TIMSS 2002/03: An overview of some key national Year 5 and Year 9 student achievement results Publications
This summary presents some of the main national level results from New Zealand ’s participation in the third cycle of the Trends in International Mathematics and Science Study in 2002-2003. As well as providing countries with a snapshot of achievement in 2002-2003, participation in this cycle allowed countries, including New Zealand , to measure trends in achievement by comparing performance in 1994-1995 and 1998-1999 with 2002-2003.
Author(s): Comparative Education Research Unit, Ministry of Education
Date Published: March 2006
Building on the two summary reports released at the end of 2004, this report presents achievement results for some key groups of New Zealand students. The report is divided into three main sections. The first section presents an overview of TIMSS ; the second section first sets the scene with a review of the mathematics achievement results for New Zealand students as a whole, followed by the achievement results for some of New Zealand 's sub-groups. Following the same outline for mathematics, the third section looks at achievement in science. The main focus of this summary is on changes in mathematics and science achievement for both New Zealand 's Year 5 and Year 9 students over the eight-year period from when the first cycle of TIMSS was undertaken in 1994-1995.
- Significant increases in Māori, Pasifika, and Pakeha/European students' mathematics achievement were evident from 1994 to 2002.1 Of note were the increases in Māori and Pasifika boys' mean mathematics achievement.
- The mean achievement of students who often spoke English at home and of those who rarely did increased steadily from 1994 to 2002. Moreover, there was a moderate decrease in the difference between their mean mathematics achievement scores over this period.
- There were no significant changes in students' mathematics achievement in the four main ethnic groupings. However, a shift in the relative performance among the groupings was evident with Asian students, on average, outperforming all other students in 2002.

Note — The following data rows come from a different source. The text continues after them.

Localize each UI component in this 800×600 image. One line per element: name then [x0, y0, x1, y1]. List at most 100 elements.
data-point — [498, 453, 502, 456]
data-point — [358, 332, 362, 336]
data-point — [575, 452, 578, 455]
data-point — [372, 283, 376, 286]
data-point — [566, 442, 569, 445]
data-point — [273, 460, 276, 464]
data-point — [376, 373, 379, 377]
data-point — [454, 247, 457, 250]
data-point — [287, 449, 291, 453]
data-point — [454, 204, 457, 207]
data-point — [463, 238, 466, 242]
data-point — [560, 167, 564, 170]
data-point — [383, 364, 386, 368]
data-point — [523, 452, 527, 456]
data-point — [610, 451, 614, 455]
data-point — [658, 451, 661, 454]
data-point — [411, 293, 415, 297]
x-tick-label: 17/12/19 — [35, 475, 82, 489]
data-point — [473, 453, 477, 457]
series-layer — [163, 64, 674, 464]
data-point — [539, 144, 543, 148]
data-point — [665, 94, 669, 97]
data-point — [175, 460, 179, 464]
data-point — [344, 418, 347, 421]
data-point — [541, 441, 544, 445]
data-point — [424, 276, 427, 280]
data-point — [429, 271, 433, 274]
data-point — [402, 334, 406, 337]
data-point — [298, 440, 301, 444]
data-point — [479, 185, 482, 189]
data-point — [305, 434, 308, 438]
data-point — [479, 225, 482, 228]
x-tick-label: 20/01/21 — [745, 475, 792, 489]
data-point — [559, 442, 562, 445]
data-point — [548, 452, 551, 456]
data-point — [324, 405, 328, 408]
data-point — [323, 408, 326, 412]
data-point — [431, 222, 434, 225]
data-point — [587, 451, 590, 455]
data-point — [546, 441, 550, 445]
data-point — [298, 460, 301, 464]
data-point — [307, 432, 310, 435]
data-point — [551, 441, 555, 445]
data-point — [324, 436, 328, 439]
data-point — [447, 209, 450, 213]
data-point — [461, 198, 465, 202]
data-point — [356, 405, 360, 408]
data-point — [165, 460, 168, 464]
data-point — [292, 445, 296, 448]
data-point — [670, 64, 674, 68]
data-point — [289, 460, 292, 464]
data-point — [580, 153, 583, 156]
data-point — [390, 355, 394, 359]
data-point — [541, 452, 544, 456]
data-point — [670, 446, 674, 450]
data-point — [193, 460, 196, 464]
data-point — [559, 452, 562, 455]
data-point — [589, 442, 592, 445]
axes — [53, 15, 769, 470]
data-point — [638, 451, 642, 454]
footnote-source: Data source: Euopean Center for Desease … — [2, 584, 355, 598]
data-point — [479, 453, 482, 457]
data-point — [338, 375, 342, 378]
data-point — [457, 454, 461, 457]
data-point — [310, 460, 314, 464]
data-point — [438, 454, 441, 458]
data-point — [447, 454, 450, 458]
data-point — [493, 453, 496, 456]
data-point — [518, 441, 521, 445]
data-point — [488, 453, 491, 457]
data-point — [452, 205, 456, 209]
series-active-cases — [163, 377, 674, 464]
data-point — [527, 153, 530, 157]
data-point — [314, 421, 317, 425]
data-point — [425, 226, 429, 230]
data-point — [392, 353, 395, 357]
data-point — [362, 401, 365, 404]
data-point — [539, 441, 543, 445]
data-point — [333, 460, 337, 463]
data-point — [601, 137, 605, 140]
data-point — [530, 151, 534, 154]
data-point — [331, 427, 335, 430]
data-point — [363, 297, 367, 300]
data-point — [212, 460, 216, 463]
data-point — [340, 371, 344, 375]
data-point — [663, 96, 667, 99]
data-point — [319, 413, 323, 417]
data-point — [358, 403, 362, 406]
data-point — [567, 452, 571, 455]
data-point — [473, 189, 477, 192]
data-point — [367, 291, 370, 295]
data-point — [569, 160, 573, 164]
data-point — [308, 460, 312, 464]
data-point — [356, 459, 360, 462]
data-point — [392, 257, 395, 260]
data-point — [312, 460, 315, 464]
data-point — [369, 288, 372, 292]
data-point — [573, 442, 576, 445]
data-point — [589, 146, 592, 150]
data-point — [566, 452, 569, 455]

- Students who rarely spoke English in the home in 2002 were, on average, achieving as well as their counterparts who often spoke English in the home; in 1994 this group, on average, achieved significantly lower scores.
- Significant increases in Māori, Pasifika, and Asian students' science achievement were evident from 1994 to 2002. In particular, the increases in Māori and Pasifika boys' mean science achievement.
- The mean science achievement of students who rarely spoke English at home, and to a lesser extent those who often spoke English, increased steadily from 1994 to 2002. Furthermore, a small decrease in the difference between their mean science achievement scores was also observed over this period.
- Asian and Pasifika students' mean science achievement increased significantly from 1994 to 2002. Of note, the increases for girls in these two groupings, as well as for Pakeha/European girls. In addition, proportionately fewer students in each of the four main ethnic groupings were achieving very low scores in 2002 than in 1994.
- The mean achievement of students who rarely spoke English in the home increased significantly from 1994 to 2002. Consequently, the difference in the mean achievement for this group and for those students who often spoke English decreased markedly over the eight-year period.
- The use of significance: refers to the statistical significance at the 0.05 level.